Perhaps a better comparison would be similarly priced front-wheel drive turbocharged 4-cylinder machine like the Mazdaspeed3 ($23,410) or Dodge SRT4 ($25,470) or all-wheel drive turbo-4 options like the Subaru Impreza WRX ($24,995) or Mitsubishi Lancer Ralliart ($26,690), but these don’t offer the sexy sports coupe styling or well balanced rear-wheel drive handling dynamics of the Genesis Coupe 2.0T. Although the front-wheel drive Honda Civic Si ($21,905) can be had in a coupe body style, it looks downright plain in comparison to the sculpted and athletic shape of the Genesis coupe.

It’s not without its faults, but the Genesis Coupe 2.0T is a machine with all the right ingredients to attract hardcore enthusiasts, especially those of the ‘tuner’ variety who will turn to the aftermarket for the growing number of bolt-on performance enhancing modifications available.
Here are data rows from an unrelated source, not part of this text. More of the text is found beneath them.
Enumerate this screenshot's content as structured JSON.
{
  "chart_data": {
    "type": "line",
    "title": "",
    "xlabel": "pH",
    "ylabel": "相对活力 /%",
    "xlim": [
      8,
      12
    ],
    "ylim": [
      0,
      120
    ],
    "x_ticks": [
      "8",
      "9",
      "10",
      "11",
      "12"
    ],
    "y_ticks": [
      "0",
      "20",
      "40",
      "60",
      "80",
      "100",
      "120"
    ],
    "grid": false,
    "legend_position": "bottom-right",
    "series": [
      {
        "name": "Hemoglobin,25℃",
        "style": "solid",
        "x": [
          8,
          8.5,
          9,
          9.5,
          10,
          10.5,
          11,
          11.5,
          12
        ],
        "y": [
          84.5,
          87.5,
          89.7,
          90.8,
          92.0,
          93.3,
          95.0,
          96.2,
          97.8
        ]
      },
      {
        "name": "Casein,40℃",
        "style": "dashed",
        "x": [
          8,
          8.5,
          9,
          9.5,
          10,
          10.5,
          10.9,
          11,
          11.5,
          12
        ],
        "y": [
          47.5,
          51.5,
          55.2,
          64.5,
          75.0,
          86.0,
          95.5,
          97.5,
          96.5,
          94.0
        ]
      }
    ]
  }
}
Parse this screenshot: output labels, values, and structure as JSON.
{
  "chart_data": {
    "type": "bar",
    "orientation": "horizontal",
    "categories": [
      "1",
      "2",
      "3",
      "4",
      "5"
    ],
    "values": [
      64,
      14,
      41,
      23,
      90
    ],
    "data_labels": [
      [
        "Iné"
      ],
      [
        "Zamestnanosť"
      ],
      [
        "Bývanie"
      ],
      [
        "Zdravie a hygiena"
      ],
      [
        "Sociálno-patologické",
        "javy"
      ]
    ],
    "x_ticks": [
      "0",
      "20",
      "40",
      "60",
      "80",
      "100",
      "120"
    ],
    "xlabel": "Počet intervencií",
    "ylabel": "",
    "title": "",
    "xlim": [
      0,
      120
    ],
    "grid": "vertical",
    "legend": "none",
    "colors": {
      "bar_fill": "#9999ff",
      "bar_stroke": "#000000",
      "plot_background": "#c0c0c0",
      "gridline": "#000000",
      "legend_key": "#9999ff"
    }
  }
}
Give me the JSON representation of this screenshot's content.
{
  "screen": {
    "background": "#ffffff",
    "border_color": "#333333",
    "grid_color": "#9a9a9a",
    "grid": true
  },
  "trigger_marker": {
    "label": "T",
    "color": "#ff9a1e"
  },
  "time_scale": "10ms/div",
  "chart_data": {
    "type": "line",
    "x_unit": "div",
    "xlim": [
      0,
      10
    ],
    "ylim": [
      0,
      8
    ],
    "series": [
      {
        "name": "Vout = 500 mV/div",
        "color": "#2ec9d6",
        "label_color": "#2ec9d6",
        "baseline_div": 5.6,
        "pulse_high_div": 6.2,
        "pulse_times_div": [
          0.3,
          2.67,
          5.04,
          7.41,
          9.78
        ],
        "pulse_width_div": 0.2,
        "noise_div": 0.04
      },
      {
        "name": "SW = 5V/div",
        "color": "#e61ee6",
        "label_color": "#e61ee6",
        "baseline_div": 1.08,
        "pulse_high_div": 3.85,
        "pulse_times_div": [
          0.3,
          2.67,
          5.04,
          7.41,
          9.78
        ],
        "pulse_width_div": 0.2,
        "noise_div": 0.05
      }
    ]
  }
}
But even if you just want an affordable and well put together sports coupe to commute to work in, with the optional 5-speed automatic transmission the Genesis 2.0T will get you there in comfort and style while delivering an EPA estimated 30 mpg on the highway.


  • Owns the affordable rear-wheel drive sports coupe segment.
  • Sport-tuned suspension delivers crisp handling and quick reflexes without compromising ride quality.
  • Huge ‘tuner’ potential given its 2-liter turbocharged GEMA World Engine.


  • When shifting aggressively at high rpm, there is a pause in throttle response.
  • Steering feels a bit light and vague, especially near center.
  • Power delivery from the 2.0T engine is a bit underwhelming outside its mid-range sweet spot.